Liza Bean snorts. “And there’s a man over
there,”
she murmurs, her head tilting ever-so-slightly to the right, “with a
barcode tattooed on the back of his neck." She laughs, a low purr of a
laugh. "Such angst!”
She accepts her second drink
with a nod to the server, squeezes one of three limes into it, sips,
adds the second and third. “I’m thinking of running up Tattoo Boy's
back and perching on his head after my third, perhaps fourth drink.
Where do you stand on that?”
I glance casually at the
man she’s talking about. He’s enormous. “Hmm. I’ll be standing next to
the car,” I tell her, “frantically trying to get the key in the lock.”
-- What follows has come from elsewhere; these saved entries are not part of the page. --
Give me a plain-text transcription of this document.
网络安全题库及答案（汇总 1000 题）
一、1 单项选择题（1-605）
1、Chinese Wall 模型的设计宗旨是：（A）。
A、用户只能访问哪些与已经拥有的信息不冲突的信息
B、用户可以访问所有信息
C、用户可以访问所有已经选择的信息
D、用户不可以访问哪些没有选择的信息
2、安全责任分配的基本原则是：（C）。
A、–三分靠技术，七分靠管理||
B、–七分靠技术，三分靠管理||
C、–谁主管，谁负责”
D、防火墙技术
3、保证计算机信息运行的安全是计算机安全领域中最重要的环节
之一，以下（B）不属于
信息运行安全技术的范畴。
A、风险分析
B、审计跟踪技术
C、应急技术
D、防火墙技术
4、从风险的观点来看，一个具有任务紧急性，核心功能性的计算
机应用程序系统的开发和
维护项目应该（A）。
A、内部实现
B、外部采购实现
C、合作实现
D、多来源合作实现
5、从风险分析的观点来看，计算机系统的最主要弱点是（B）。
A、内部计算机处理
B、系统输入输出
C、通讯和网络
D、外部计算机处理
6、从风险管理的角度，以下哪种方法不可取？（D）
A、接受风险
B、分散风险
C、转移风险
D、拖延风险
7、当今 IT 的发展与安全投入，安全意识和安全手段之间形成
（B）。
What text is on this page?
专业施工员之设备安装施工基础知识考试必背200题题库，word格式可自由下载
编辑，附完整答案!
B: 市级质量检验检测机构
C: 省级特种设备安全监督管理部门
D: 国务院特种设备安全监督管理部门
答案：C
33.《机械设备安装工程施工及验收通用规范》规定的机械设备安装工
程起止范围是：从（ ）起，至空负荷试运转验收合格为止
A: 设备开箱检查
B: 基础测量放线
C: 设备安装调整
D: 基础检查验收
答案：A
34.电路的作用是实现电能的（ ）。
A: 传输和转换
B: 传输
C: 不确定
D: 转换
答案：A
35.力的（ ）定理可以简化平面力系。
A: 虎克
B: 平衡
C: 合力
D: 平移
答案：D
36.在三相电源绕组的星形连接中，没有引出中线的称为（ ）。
Liza Bean’s eyes sparkle like found dimes. “I do so enjoy our outings.”
“Me, too.” We smile at each with the heartfelt sincerity of the slightly inebriated.
I decide the time is right.
“Liza
Bean,” I say, casually, “I couldn’t help but take a look into the car
this morning and notice that there was a minnow bucket in the back
seat.”
Her green eyes meet mine. “A gal likes to snack.”
“That was a big bucket,” I observe. “For such a small cat.”
She
nods slightly. “I suppose I may as well tell you now,” she says. There
is silence as she finishes off her second drink. The server appears
with Liza Bean's – and my – third gin and tonic. A five-dollar bill is
produced from between the toes of the cat’s right paw and the server
appears to curtsy…
I blink my eyes. Man but these drinks are strong.
I lose patience.
“OK! OK!” I say. “Tell me already!”
The
cat smiles. “We had a meeting last night,” she says, squeezing the
limes into her drink. “Perhaps you’ve noticed that I’ve had my violin
restrung?”
I shake my head. I hadn’t noticed.
The
server appears, sets the tater tots down in front of Liza Bean. The cat
smiles and with the deft snap of a wrist arranges a napkin in her lap. “
Squeak Toy is getting back together.”
I stare straight ahead. Squeak Toy…
“We
never did get the security deposit back at our last space, you know…”
Liza Bean Bitey (of the Minneapolis Biteys) sips her drink, holds a
claw-speared tater tot up in the air before popping it into her mouth.
“But I’d say that, older and wiser, we’ve learned our lessons.”
She smiles, holds up her drink. “So what do you say? What will you charge to let us practice in the attic?”